Endüstrileşme hızının artması ve enerji kaynağı olarak fosil yakıtların tercih edilmesi hem çevreye zarar veriyor hem de doğurganlığı etkileyebiliyor diyen İstanbul Aydın Üniversitesi Tıp Fakültesi Kadın Hastalıkları ve Doğum Ana Bilim Dalı Başkanı Doç. Dr. Hediye Dağdeviren, “Fertilite oranları yalnızca ülkemizde değil küresel çapta azalma eğilimde. Hem kadın hem de erkek üzerinde yapılan bilimsel çalışmalar fosil yatıkların doğurganlık üzerinde önemli bir etkisinin olduğuna işaret ediyor. Fosil yakıtlara insanların kanında, yağ dokusunda; erkeklerin menisinde ve kadınlarda anne sütünde rastlanıyor. Fosil yakıtlar yakıldığında ortaya çıkan kimyasalların hormon dengesini bozarak erkeklerde sperm kalitesini azalttığı ve kadınlarda adet döngüsünü bozduğu biliniyor. Sanayileşmiş ülkelerde adet döngüsünün beklenenden erken başlaması da bu bilgi ile büyük oranda örtüşmektedir. Danimarka’da Kopenhang Üniversitesinde gerçekleştirilen yakın zamanlı bir araştırmada bu söylenenleri destekler nitelikte” ifadeleriyle genel tabloya işaret ediyor.
Çevre kirliliği gelecek nesilleri tehdit ediyor
Fosil yakıtların yanı sıra çevre kirliliğinin genel anlamda doğurganlık üzerinde olumsuz etki yarattığını belirten Doç.
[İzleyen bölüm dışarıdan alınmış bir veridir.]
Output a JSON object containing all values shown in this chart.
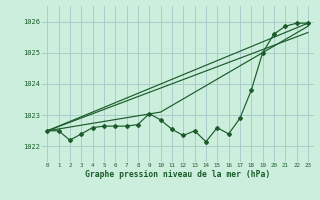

Dr. Dağdeviren, “Mikroplastiklerde gelecek nesilleri tehdit eden infertilite nedenleri arasında yer alıyor. Plastikler çevre kirliliği yaratmalarının yanı sıra çözündüklerinde gıda ve su kaynaklarına da geçiyor. 5 milimetreden küçük boyutlara sahip olan plastik molekülleri hem soluduğumuz havadan hem içtiğimiz sudan hem de tükettiğimiz besinlerden vücudumuza geçiyor. Genel sağlığı bozmasının yanında kısırlık riskini de artırmaktadır. Üstelik yalnızca kadın ya da erkeğin değil doğurganlık potansiyelini değil, üreme yetisini de azaltıyorlar. Fosil yakıt kullanımıyla ayrılması mümkün olmayan bu kimyasal moleküller sperm sayısını, yumurta kalitesini ve hormon dengesini engelliyorlar” dedi.